Donald Trump menace d’arrêter le commerce avec l’Espagne, après que celle-ci a refusé à l’aviation américaine l’accès à des bases militaires

| 2,877


Le président américain, Donald Trump, à la Maison Blanche, le 2 mars 2026.

Le président américain, Donald Trump, a menacé, mardi 3 mars, de « cesser tout commerce avec l’Espagne », reprochant au gouvernement socialiste de Pedro Sanchez de refuser à l’aviation américaine l’accès à des bases militaires situées en Andalousie, dans le cadre de la guerre déclenchée par les Etats-Unis et Israël contre l’Iran.

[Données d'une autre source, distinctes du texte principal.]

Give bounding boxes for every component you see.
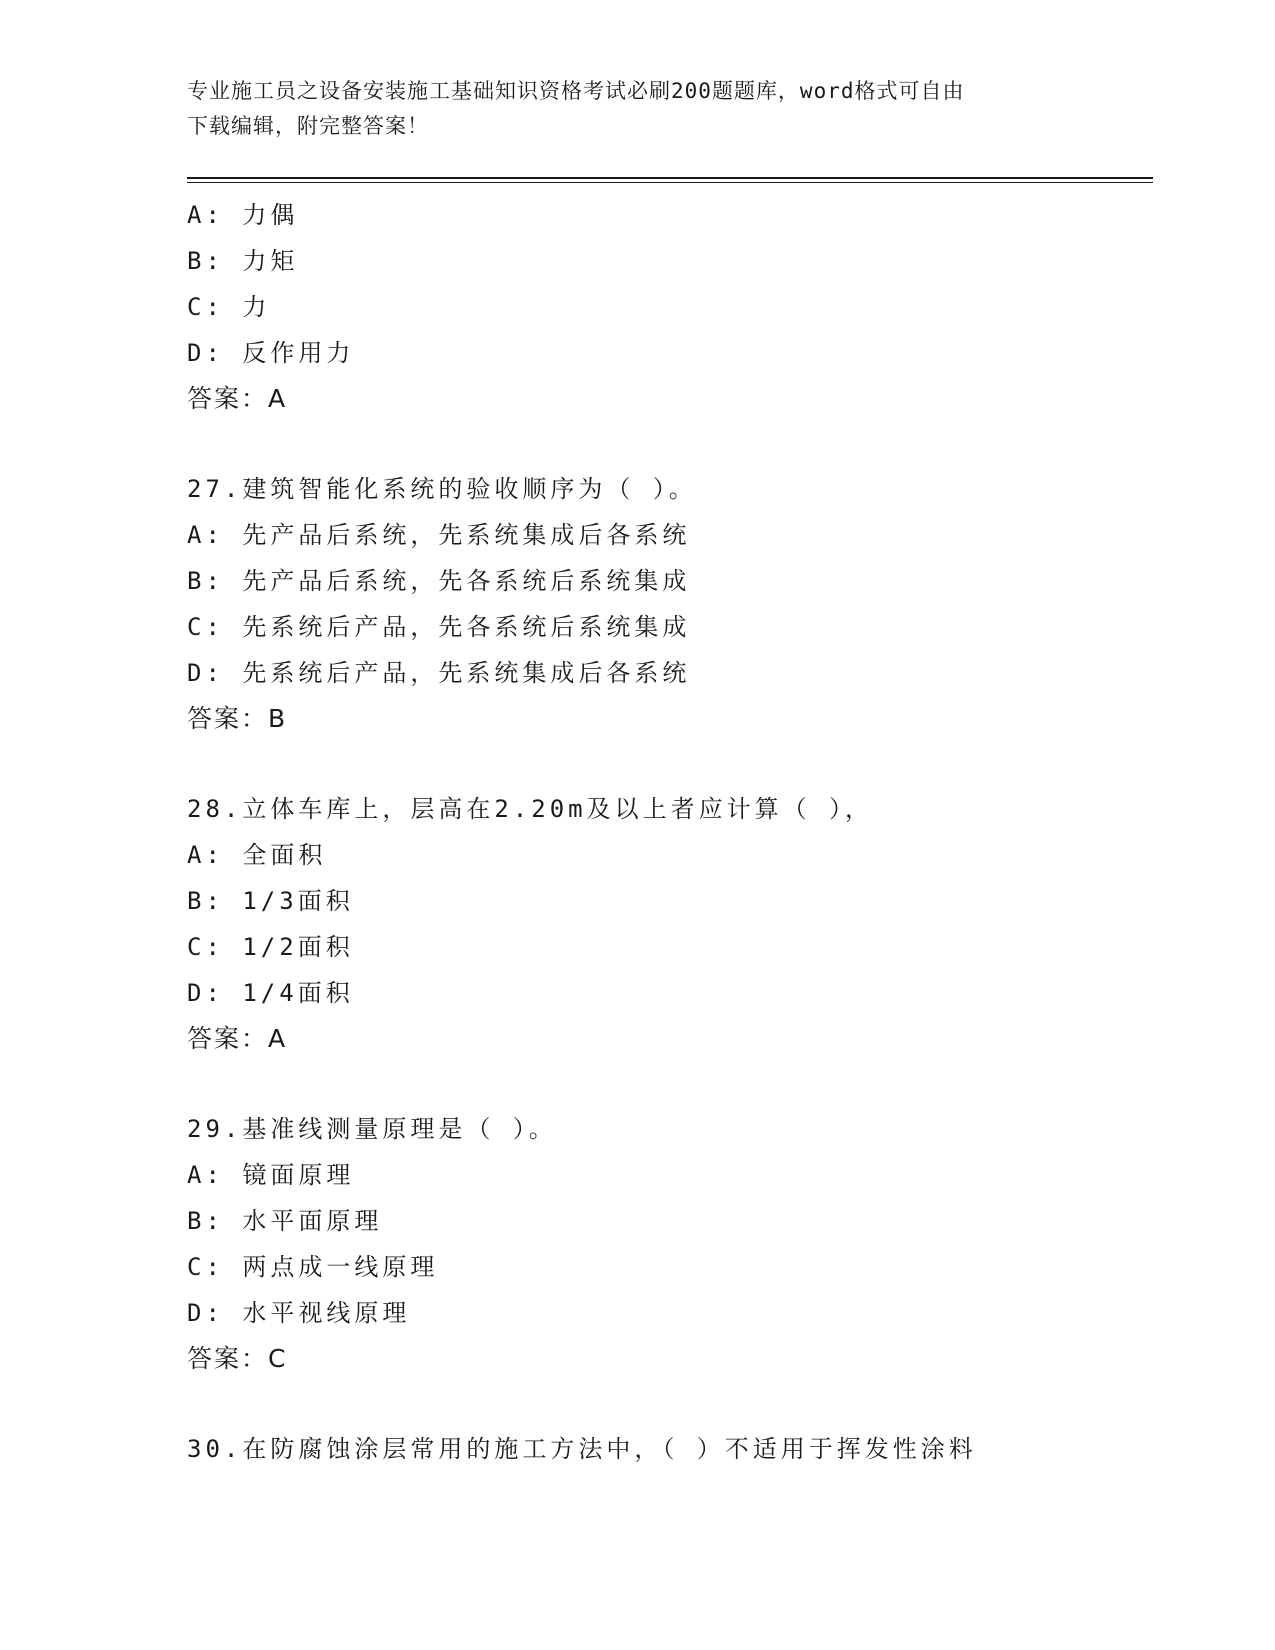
- question-spacer: [187, 1382, 1153, 1426]
- question-block-26: [187, 192, 1153, 422]
- option-a: A: 全面积: [187, 841, 327, 869]
- answer-line: 答案：A: [187, 384, 288, 413]
- option-c: C: 1/2面积: [187, 933, 354, 961]
- question-block-30: [187, 1426, 1153, 1472]
- option-d: D: 先系统后产品，先系统集成后各系统: [187, 659, 691, 687]
- option-d: D: 反作用力: [187, 339, 355, 367]
- option-d: D: 水平视线原理: [187, 1299, 411, 1327]
- option-a: A: 先产品后系统，先系统集成后各系统: [187, 521, 691, 549]
- question-spacer: [187, 742, 1153, 786]
- header-line-1: 专业施工员之设备安装施工基础知识资格考试必刷200题题库，word格式可自由: [187, 79, 965, 103]
- question-block-27: [187, 466, 1153, 742]
- question-spacer: [187, 1062, 1153, 1106]
- question-text: 30.在防腐蚀涂层常用的施工方法中，（ ）不适用于挥发性涂料: [187, 1435, 977, 1463]
- option-b: B: 力矩: [187, 247, 299, 275]
- option-a: A: 镜面原理: [187, 1161, 355, 1189]
- option-c: C: 两点成一线原理: [187, 1253, 439, 1281]
- question-text: 28.立体车库上，层高在2.20m及以上者应计算（ ），: [187, 795, 874, 823]
- answer-line: 答案：B: [187, 704, 288, 733]
- question-list: [187, 192, 1153, 1472]
- option-b: B: 1/3面积: [187, 887, 354, 915]
- question-spacer: [187, 422, 1153, 466]
- option-b: B: 先产品后系统，先各系统后系统集成: [187, 567, 691, 595]
- header-rule-thick: [187, 177, 1153, 179]
- question-text: 29.基准线测量原理是（ ）。: [187, 1115, 557, 1143]
- option-c: C: 力: [187, 293, 271, 321]
- question-text: 27.建筑智能化系统的验收顺序为（ ）。: [187, 475, 697, 503]
- option-c: C: 先系统后产品，先各系统后系统集成: [187, 613, 691, 641]
- answer-line: 答案：A: [187, 1024, 288, 1053]
- option-a: A: 力偶: [187, 201, 299, 229]
- answer-line: 答案：C: [187, 1344, 288, 1373]
- document-header: [187, 74, 1067, 144]
- header-rule-thin: [187, 182, 1153, 183]
- header-line-2: 下载编辑，附完整答案！: [187, 114, 429, 138]
- option-d: D: 1/4面积: [187, 979, 354, 1007]
- question-block-28: [187, 786, 1153, 1062]
- question-block-29: [187, 1106, 1153, 1382]
- option-b: B: 水平面原理: [187, 1207, 383, 1235]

« Nous ne voulons pas entendre parler de l’Espagne », a affirmé le président américain depuis la Maison Blanche, où il reçoit le dirigeant d’un autre pays européen, le chancelier allemand Friedrich Merz. « L’Espagne a été terrible », a-t-il dit. « C’est le seul pays de l’OTAN qui n’a pas accepté de consacrer 5 % » de son PIB à des dépenses en matière de défense, comme le veut le nouvel objectif de l’Organisation du traité de l’Atlantique Nord (OTAN) poussé par Washington, a-t-il aussi rappelé. « L’Espagne a été très, très peu coopérative », a encore regretté Donald Trump.

Dans un communiqué, le gouvernement espagnol a réagi aux propos du président américain en assurant que l’Espagne était « un partenaire commercial fiable pour 195 pays dans le monde », dont les Etats-Unis.

« Si l’administration américaine souhaite revoir [sa relation commerciale avec l’Espagne], elle devra le faire dans le respect de l’autonomie des entreprises privées, de la légalité internationale et des accords bilatéraux entre l’Union européenne et les Etats-Unis », précise ce communiqué. « Notre pays dispose des ressources nécessaires pour contenir d’éventuels impacts, aider les secteurs qui pourraient être affectés et diversifier les chaînes d’approvisionnement », est-il aussi écrit.

Lors d’une conférence de presse donnée plus tôt dans la journée, le ministre des affaires étrangères espagnol, José Manuel Albares, a affirmé n’avoir « eu aucune conversation avec aucun représentant nord-américain, ni aucune demande » au sujet des bases militaires de Rota et Moron. « Nous n’avons reçu aucune plainte », a-t-il insisté. « Les bases que nous utilisons conjointement avec les Etats-Unis sont des bases sous souveraineté espagnole », a rappelé le ministre.